An open API service indexing awesome lists of open source software.

https://github.com/yanorei32/winrt-tts-server

A simple Web Based Windows Runtime (WinRT) Speech Synthesis API
https://github.com/yanorei32/winrt-tts-server

api rust speechsynthesisapi text-to-speech tts web winrt

Last synced: 2 months ago
JSON representation

A simple Web Based Windows Runtime (WinRT) Speech Synthesis API

Awesome Lists containing this project

README

          

# winrt-tts-server

This is a lightweight web server designed for speech synthesis using the Windows Runtime (WinRT) Speech Synthesis API, providing a simple HTTP interface for text-to-speech generation on Windows.

## Features

- 🗣️ **Native Windows TTS**
Utilizes the Windows Runtime Speech Synthesis API to generate natural-sounding speech using built-in Windows voices.

- 🔊 **Simple API Design**
Offers a minimal HTTP API for generating speech with support for volume, speed, and pitch control.

- 📦 **WAV File Output**
Returns synthesized speech as a WAV file in the HTTP response.

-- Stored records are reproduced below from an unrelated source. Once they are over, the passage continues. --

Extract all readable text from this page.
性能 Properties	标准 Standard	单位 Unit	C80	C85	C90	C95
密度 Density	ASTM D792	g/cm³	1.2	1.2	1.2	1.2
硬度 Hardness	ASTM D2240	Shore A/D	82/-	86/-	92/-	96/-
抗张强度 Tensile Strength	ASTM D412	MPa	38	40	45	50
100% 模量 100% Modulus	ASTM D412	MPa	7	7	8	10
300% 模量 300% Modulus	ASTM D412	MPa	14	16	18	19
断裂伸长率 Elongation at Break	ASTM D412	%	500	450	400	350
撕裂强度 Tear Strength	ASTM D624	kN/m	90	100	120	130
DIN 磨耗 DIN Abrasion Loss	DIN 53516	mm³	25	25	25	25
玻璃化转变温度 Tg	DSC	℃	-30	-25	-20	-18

- 🎛️ **Voice Parameter Control**
Supports adjusting volume, speaking rate, and pitch through the `SpeechSynthesizer.Options` API.

## Use Case

Primarily intended for integration with Discord bots, automation tools, or applications requiring TTS capabilities on Windows without GUI interaction.

## API Details

### `GET /api/voices`

This endpoint returns a list of available voice profiles that can be used with the TTS engine.

#### Response

The response is a JSON array of voice objects. Each object contains:

- `id` *(string)*: A unique identifier for the voice.
- `display_name` *(string)*: The display name of the voice.
- `language` *(string)*: The language code of the voice (e.g., "en-US", "ja-JP").
- `description` *(string)*: The description of the voice.
- `gender` *(string)*: The gender of the voice. ("Male" or "Female").

### `POST /api/tts`

This endpoint generates speech audio from the provided text and voice parameters.

#### Request

The request must be a JSON object with the following fields:

- `text` *(string)*: The input text to be synthesized.
- `voice_id` *(string)*: The identifier of the voice to use.
- `audio_volume` *(number)* *(optional)*: Controls loudness (0.0 - 1.0, default 1.0).
- `speaking_rate` *(number)* *(optional)*: Adjusts speaking rate (0.5 - 6.0, default 1.0).
- `audio_pitch` *(number)* *(optional)*: Modifies pitch (0.0 - 2.0, default 1.0).

#### Response

- `200 OK`: Returns a WAV file containing the synthesized speech.
- `500 INTERNAL_SERVER_ERROR`: Returns a plain-text error message.

## Configuration

You can configure the server using command-line arguments.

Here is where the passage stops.